American Alpine Jounrna and Accidents in North American Climbing

North America, Canada, Yukon Territory, Mount Steele

  • Climbs And Expeditions
  • Climb Year:
  • Publication Year: 1978

Mount Steele. In the summer of 1977 the weather seems to have been particularly bad and after one expensive, abortive attempt to fly to the southeast side of Lucania and Steele, we changed our objective to the east ridge of Steele and hoped to traverse over the top of Steele to the Lucania-Steele col. We were Herb Kariel, Bruno Stuck, Don Chandler, Leon Kubbernus, Dick Roe, Karen Peterson, DuChane Richard, Dave Lahoda, Phil Hein, Arnim Haas and I, of the Calgary Section of the Alpine Club of Canada. We flew to Base Camp at the foot of the east ridge on June 28. Two camps were established at 10,000 and 12,000 feet and all members pushed for the summit on July 5. The top was reached by eight of the eleven at ten P.M., but three members of the party turned back 200 feet below the top.
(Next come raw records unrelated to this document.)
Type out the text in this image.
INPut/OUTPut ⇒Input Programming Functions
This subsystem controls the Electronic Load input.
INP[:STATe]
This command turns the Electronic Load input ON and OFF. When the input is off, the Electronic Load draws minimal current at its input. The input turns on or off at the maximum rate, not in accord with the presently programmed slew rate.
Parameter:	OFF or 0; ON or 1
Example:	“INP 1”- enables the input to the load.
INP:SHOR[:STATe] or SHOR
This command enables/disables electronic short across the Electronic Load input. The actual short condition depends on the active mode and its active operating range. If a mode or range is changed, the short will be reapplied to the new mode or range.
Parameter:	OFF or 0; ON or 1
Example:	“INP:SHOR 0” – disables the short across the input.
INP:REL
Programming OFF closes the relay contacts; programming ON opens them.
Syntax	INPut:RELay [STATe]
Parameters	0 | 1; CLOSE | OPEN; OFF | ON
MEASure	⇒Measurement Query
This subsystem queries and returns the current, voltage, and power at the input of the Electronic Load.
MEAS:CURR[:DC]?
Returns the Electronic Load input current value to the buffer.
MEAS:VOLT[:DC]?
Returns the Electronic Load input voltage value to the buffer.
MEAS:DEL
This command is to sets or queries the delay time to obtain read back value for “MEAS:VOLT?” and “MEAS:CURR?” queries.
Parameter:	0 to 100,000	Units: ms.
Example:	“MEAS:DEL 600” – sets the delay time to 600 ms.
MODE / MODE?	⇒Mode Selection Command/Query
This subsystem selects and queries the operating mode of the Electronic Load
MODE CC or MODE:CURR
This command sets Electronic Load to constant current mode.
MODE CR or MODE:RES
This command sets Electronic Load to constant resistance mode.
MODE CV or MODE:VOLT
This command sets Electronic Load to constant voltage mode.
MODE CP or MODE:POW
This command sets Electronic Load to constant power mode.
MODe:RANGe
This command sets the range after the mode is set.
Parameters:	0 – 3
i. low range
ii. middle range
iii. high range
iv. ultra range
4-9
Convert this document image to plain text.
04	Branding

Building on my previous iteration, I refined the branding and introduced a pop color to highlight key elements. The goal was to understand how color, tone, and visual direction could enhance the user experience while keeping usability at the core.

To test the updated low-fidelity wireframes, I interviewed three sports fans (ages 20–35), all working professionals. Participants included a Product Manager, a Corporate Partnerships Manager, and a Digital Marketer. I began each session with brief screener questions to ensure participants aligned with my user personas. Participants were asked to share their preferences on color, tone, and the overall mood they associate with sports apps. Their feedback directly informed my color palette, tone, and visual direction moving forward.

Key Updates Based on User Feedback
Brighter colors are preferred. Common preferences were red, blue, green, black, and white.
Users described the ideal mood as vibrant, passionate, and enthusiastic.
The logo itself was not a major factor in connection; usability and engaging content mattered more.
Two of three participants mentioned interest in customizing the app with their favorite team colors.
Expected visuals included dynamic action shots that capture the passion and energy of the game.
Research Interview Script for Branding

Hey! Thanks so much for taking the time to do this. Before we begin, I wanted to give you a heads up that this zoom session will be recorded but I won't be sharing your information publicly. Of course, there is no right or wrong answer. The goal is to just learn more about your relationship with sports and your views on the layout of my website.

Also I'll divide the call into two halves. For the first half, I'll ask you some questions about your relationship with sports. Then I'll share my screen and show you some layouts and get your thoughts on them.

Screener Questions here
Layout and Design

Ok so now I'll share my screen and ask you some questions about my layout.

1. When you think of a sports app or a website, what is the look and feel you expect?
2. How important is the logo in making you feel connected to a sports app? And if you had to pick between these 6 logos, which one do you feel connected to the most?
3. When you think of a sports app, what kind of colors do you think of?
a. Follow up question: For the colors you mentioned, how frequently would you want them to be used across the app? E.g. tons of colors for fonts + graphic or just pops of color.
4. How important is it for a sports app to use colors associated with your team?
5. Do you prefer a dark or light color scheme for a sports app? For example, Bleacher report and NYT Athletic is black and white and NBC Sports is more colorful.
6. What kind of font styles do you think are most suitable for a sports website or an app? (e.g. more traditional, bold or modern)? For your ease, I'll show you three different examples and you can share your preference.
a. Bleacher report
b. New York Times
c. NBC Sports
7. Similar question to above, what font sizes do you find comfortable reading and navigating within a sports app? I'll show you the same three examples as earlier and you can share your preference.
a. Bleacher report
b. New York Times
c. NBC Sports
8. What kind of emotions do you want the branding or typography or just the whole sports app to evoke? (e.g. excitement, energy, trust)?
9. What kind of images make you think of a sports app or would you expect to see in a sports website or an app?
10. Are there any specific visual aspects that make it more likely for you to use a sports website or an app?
On July 7 we set up camp at 15,200 feet for the push to Lucania. During the next two days, the three who had not climbed Steele on the first attempt made that summit, accompanied by Richard who went to the top for the second time. At this time we also wanded a route across the summit ridge of Steele to 15,000 feet on the other side. On July 10, after continuous bad weather for four days, we abandoned the attempt and retreated down the east ridge in 1½ days. We flew out on July 12.